A new bioinformatic approach for discovering biologically active small molecules encoded in the human microbiome is described in Science this week. Called MetaBGC — short for metagenomic identifier of biosynthetic gene clusters — the method is based on a novel computational algorithm that detects  biosynthetic gene clusters de novo from metagenomic sequencing data. MetaBGC's developers use the method to show that members of a clinically used class of molecules are widely encoded in the human microbiome and that they exert potent antibacterial activities against neighboring microbes. This, they write, implies a possible role in niche competition and host defense. "We see this strategy as a systematic one for unveiling the chemical repertoire encoded by the human microbiome, a much-needed step for understanding its role in human health and disease," the authors write.

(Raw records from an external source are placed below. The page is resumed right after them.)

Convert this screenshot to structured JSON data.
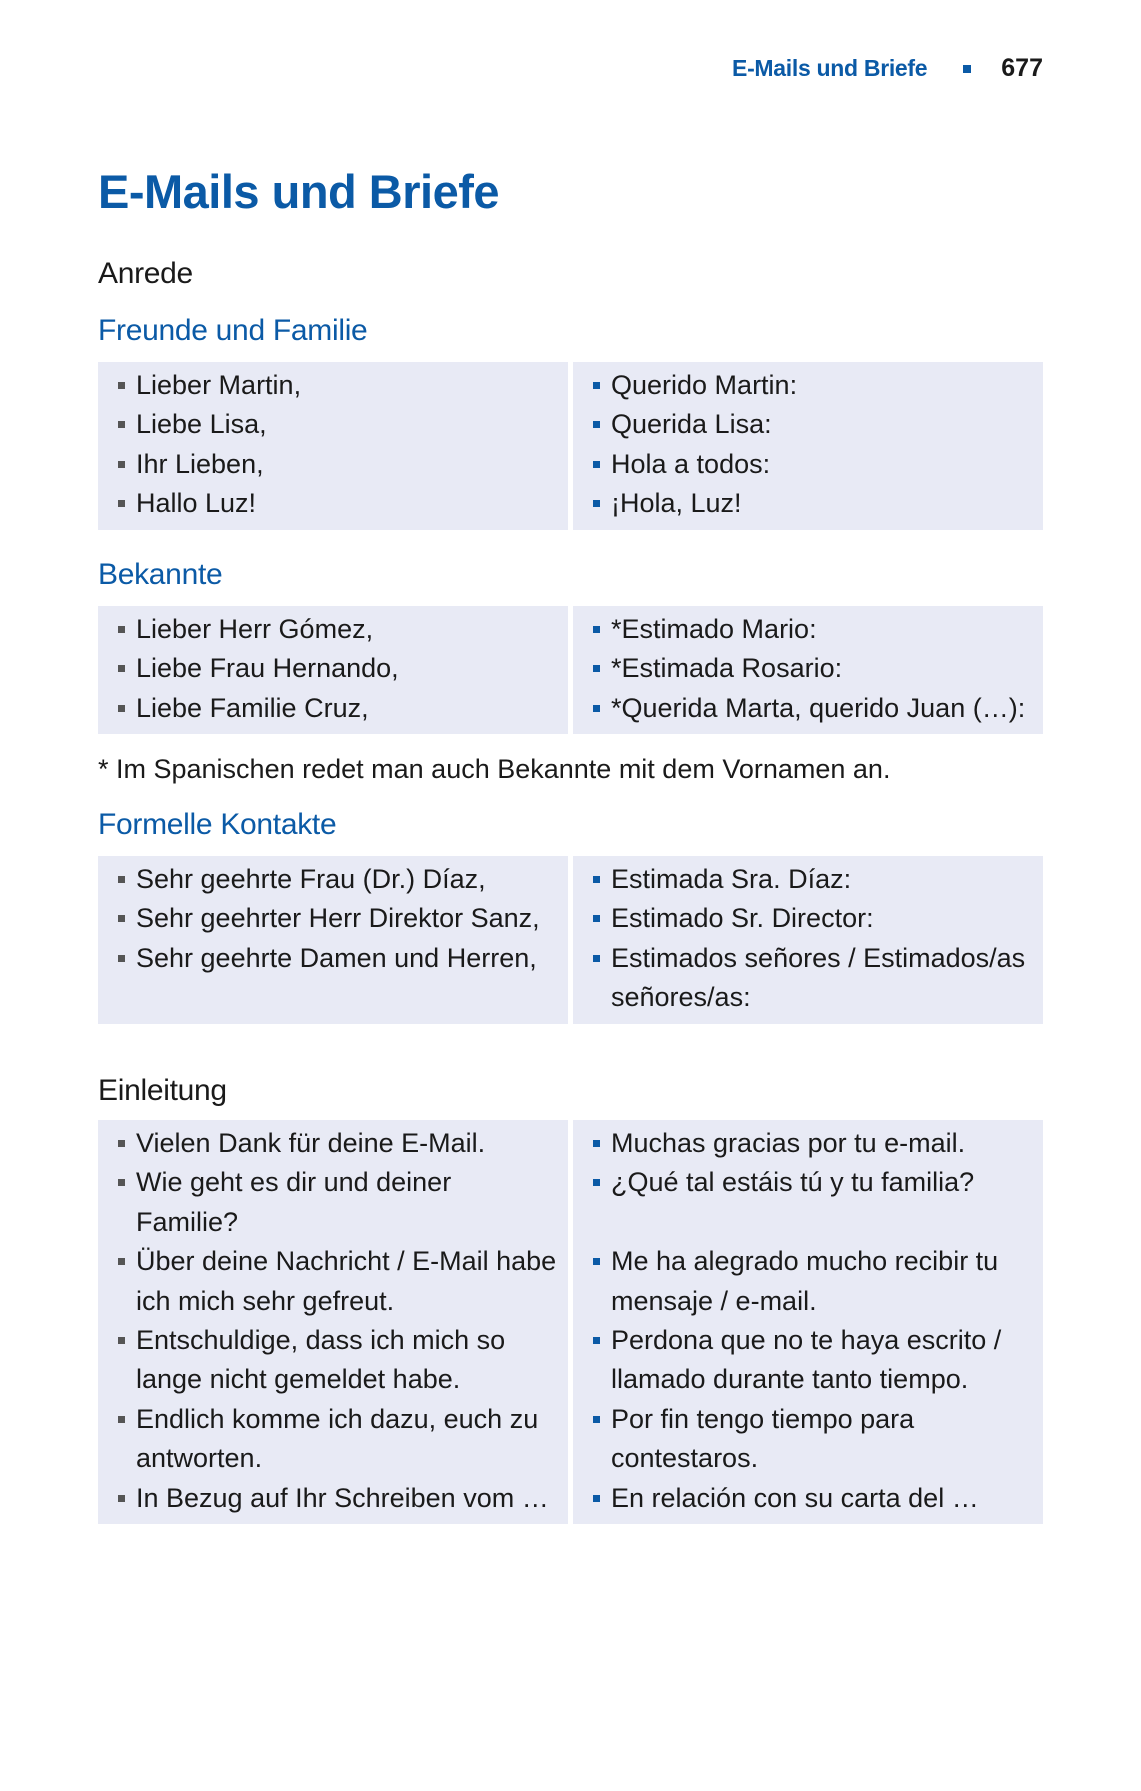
{
  "header": {
    "section": "E-Mails und Briefe",
    "page": "677"
  },
  "title": "E-Mails und Briefe",
  "anrede": {
    "heading": "Anrede",
    "groups": [
      {
        "heading": "Freunde und Familie",
        "rows": [
          [
            "Lieber Martin,",
            "Querido Martin:"
          ],
          [
            "Liebe Lisa,",
            "Querida Lisa:"
          ],
          [
            "Ihr Lieben,",
            "Hola a todos:"
          ],
          [
            "Hallo Luz!",
            "¡Hola, Luz!"
          ]
        ]
      },
      {
        "heading": "Bekannte",
        "rows": [
          [
            "Lieber Herr Gómez,",
            "*Estimado Mario:"
          ],
          [
            "Liebe Frau Hernando,",
            "*Estimada Rosario:"
          ],
          [
            "Liebe Familie Cruz,",
            "*Querida Marta, querido Juan (…):"
          ]
        ]
      },
      {
        "heading": "Formelle Kontakte",
        "rows": [
          [
            "Sehr geehrte Frau (Dr.) Díaz,",
            "Estimada Sra. Díaz:"
          ],
          [
            "Sehr geehrter Herr Direktor Sanz,",
            "Estimado Sr. Director:"
          ],
          [
            "Sehr geehrte Damen und Herren,",
            "Estimados señores / Estimados/as señores/as:"
          ]
        ]
      }
    ],
    "footnote": "* Im Spanischen redet man auch Bekannte mit dem Vornamen an."
  },
  "einleitung": {
    "heading": "Einleitung",
    "rows": [
      [
        "Vielen Dank für deine E-Mail.",
        "Muchas gracias por tu e-mail."
      ],
      [
        "Wie geht es dir und deiner Familie?",
        "¿Qué tal estáis tú y tu familia?"
      ],
      [
        "Über deine Nachricht / E-Mail habe ich mich sehr gefreut.",
        "Me ha alegrado mucho recibir tu mensaje / e-mail."
      ],
      [
        "Entschuldige, dass ich mich so lange nicht gemeldet habe.",
        "Perdona que no te haya escrito / llamado durante tanto tiempo."
      ],
      [
        "Endlich komme ich dazu, euch zu antworten.",
        "Por fin tengo tiempo para contestaros."
      ],
      [
        "In Bezug auf Ihr Schreiben vom …",
        "En relación con su carta del …"
      ]
    ]
  },
  "colors": {
    "accent": "#0b5aa6",
    "box": "#e8eaf5"
  }
}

A team of Ludwig Maximilian University scientists report a single chemical pathway is capable of generating both purine and pyrimidine nucleosides, the building blocks of RNA, offering new clues about the origin of life on Earth. While it is theorized that life started with RNAs that were able to self-recognize and replicate, it was unclear how RNA was created under prebiotic conditions. In their study, which appears in Science, the investigators demonstrate the synthesis of the pyrimidine nucleosides from small molecules and ribose, driven solely by wet-dry cycles. "In the presence of phosphate-containing minerals, 5'-mono- and diphosphates also form selectively in one-pot reactions," they write. "The pathway is compatible with purine synthesis, allowing the concurrent formation of all Watson-Crick bases."